劇場第1作 『サイボーグ009』(1966年公開) 劇場第2作 『サイボーグ009 怪獣戦争』(1967年公開) TV第1シリーズ『サイボーグ009』(1968年放映) TV第2シリーズ『サイボーグ009』(1979年〜80年放映) 劇場第3作 『サイボーグ009 超銀河伝説』(1980年公開) TV第3シリーズ『サイボーグ009』(2001年〜02年放映)

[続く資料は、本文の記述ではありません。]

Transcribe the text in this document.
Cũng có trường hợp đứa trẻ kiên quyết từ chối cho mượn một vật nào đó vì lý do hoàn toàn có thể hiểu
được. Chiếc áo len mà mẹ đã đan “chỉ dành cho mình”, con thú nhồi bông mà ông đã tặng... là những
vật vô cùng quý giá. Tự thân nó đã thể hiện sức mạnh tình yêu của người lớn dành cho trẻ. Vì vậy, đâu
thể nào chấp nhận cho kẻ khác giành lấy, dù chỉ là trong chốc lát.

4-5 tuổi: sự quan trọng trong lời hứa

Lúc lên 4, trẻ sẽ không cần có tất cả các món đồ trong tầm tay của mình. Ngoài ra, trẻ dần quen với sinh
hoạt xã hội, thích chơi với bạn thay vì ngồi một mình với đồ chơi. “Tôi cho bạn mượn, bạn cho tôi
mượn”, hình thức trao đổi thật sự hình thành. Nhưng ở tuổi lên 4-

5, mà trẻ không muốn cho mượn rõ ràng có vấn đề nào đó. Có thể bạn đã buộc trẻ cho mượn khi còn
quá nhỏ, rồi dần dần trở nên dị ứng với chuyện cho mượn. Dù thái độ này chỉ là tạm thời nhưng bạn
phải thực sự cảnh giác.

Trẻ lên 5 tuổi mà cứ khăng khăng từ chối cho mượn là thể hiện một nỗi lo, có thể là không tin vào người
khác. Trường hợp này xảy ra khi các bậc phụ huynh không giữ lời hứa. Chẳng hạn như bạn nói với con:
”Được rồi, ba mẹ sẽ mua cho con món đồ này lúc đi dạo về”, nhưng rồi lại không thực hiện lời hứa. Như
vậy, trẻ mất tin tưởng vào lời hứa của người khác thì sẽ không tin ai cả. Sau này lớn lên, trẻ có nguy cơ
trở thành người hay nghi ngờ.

僕は、モノクロのTV第1シリーズは大好きだったし、TV第2シリーズのムードも嫌いではなかったけれど、なんとなくアニメ版『009』に関してちょっと物足りないと思うところがあった。多分、昔からの原作ファンの多くが、同じように感じていたんじゃないかと思う。傑作と言われている「ミュートス・サイボーグ編」、「地底帝国ヨミ編」等の原作初期のオイシイ話が、TV第3シリーズ以前には一度もアニメ化されていなかったのだ。細かい事を言うと、それらのエピソードが断片的に、劇場第2作やTV第1シリーズに使われていたりする。また、「ミュートス・サイボーグ編」は、TV第2シリーズの中でアニメ化するという予定もあったが、実現していない。ちなみにTV第3シリーズの「ミュートス・サイボーグ編」に登場したアルテミス(原作ではヘレナ)は、TV第2シリーズの「ミュートス・サイボーグ編」の準備のために石ノ森先生が描いたデザインが使われている。

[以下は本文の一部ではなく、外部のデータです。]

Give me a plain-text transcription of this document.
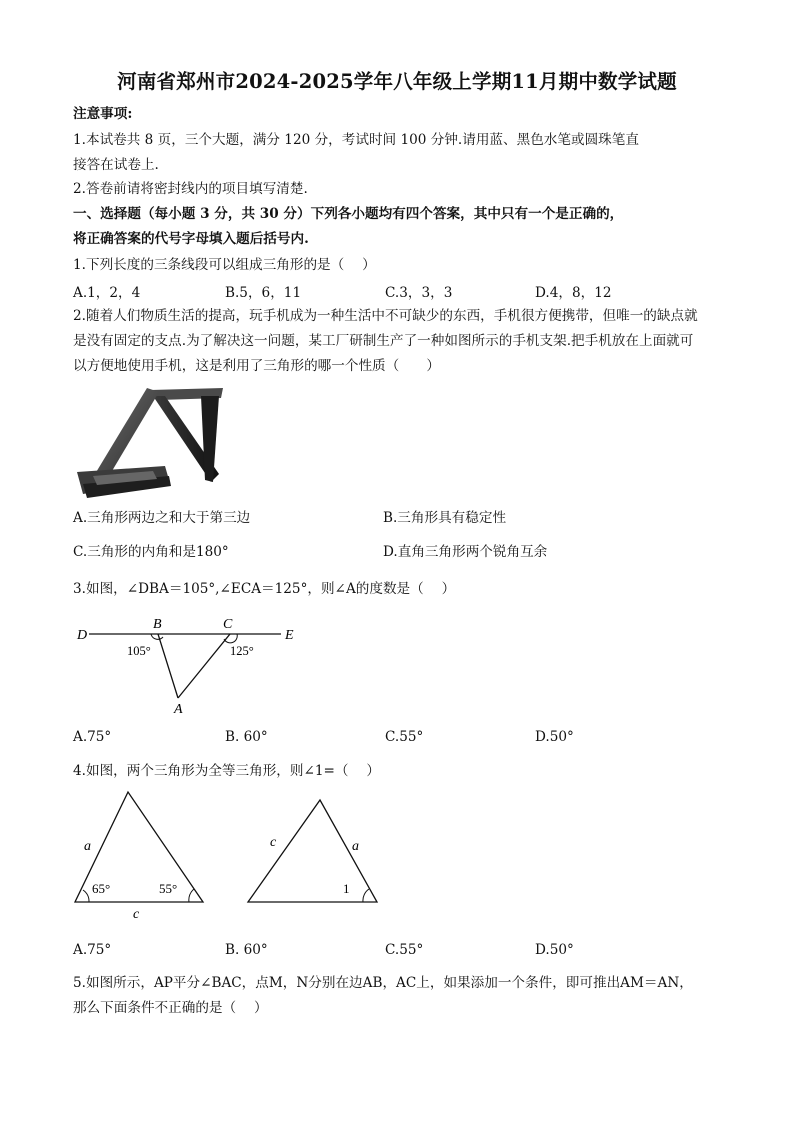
河南省郑州市2024-2025学年八年级上学期11月期中数学试题
注意事项:
1.本试卷共 8 页，三个大题，满分 120 分，考试时间 100 分钟.请用蓝、黑色水笔或圆珠笔直
接答在试卷上.
2.答卷前请将密封线内的项目填写清楚.
一、选择题（每小题 3 分，共 30 分）下列各小题均有四个答案，其中只有一个是正确的，
将正确答案的代号字母填入题后括号内.
1.下列长度的三条线段可以组成三角形的是（　 ）
A.1，2，4	B.5，6，11	C.3，3，3	D.4，8，12
2.随着人们物质生活的提高，玩手机成为一种生活中不可缺少的东西，手机很方便携带，但唯一的缺点就
是没有固定的支点.为了解决这一问题，某工厂研制生产了一种如图所示的手机支架.把手机放在上面就可
以方便地使用手机，这是利用了三角形的哪一个性质（　　）
A.三角形两边之和大于第三边	B.三角形具有稳定性
C.三角形的内角和是180°	D.直角三角形两个锐角互余
3.如图，∠DBA＝105°,∠ECA＝125°，则∠A的度数是（　 ）
D
B	C
E
A
105°	125°
A.75°	B. 60°	C.55°	D.50°
4.如图，两个三角形为全等三角形，则∠1=（　 ）
a
c
65°	55°
c	a
1
A.75°	B. 60°	C.55°	D.50°
5.如图所示，AP平分∠BAC，点M，N分别在边AB，AC上，如果添加一个条件，即可推出AM＝AN，
那么下面条件不正确的是（　 ）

個人的に原作で一番思い入れがあるのは「ミュートス・サイボーグ編」なのだけれども、ま、それはおいといて、今回の話題のポイントになる「地底帝国ヨミ編」について解説しよう。「地底帝国ヨミ編」は『009』の完結編として描かれたシリーズで、各キャラクターの見せ場も多い。話の構成も凝っているし、展開もスピーディ。特に、テーマとキャラクターの魅力が集約されたラストシーンは名場面中の名場面だ。 そのクライマックス。宇宙を飛ぶ魔神像の中で主人公の009は、宿敵・黒い幽霊団(ブラックゴーストと読む)の首領を倒すが、魔神像も爆発。002が助けに来たものの、002も重力圏からの脱出にエネルギーをほとんど使ってしまい、2人は地球に落ちていく。002が009に言う、「ジョー、君はどこに落ちたい?」。009達は誰も知らぬところで戦い、そして死んでいくのか。だが、地上で、落下していく2人を見上げている姉弟がいた。姉弟はサイボーグ戦士達とも黒い幽霊団とも関係のない市民であり、民家の物干し台で星空を眺めていたのだ。そこで問題の「あ、流れ星」というセリフが出てくる(実際のセリフは、もう少し長い)。姉弟には、大気圏に落ちて燃え尽きていく2人が、流星に見えたのだ。そして、姉は星に、世界に戦争がなくなり平和になる事を祈るのだった、というところで「地底帝国ヨミ編」は終わる。 名もなき姉弟で終わるところがいいのだ。魔神像が爆発する前に、黒い幽霊団の首領(その正体は、身体のない脳みそだけの存在であった)と009のやりとりがあって、そこで首領から、黒い幽霊団とは人の悪の心が生みだした怪物であり、人間がいる限り滅ぶ事はない、という事が語られる。つまり、ちょっと抽象的な話になるわけだ。今まで戦争を起こしてきた黒い幽霊団とは、人間そのものだったのだ。人間の本性とは悪なのか? いや、そんな事はない。002は自分の命もかえりみず、仲間である009を助けるために成層圏まで飛んできたではないか。名も知らぬ少女が、世界の平和を願っているではないか(しかし、弟の方はライフルの玩具を欲しがっているという皮肉が入っているあたりが、また深い)。まあ、そんな理屈っぽい事を言わなくても、人知れず宇宙から落ちてくる戦士の姿が流れ星に見えた、というのは、なかなか素敵なシチュエーションである。 このラストシーンは、レイ・ブラットベリのSF小説「刺青の男」を下敷きにして描かれたと言われてる。もし、そうだったとしても、このラストシーンが見事なものである事に変わりはないだろう。原作『009』は「地底帝国ヨミ編」で一度完結したのだけれど、続きを望む声に応えて「実は009と002は生きていました」という事になり、続編が描かれてしまった。それはちょっと残念な事である。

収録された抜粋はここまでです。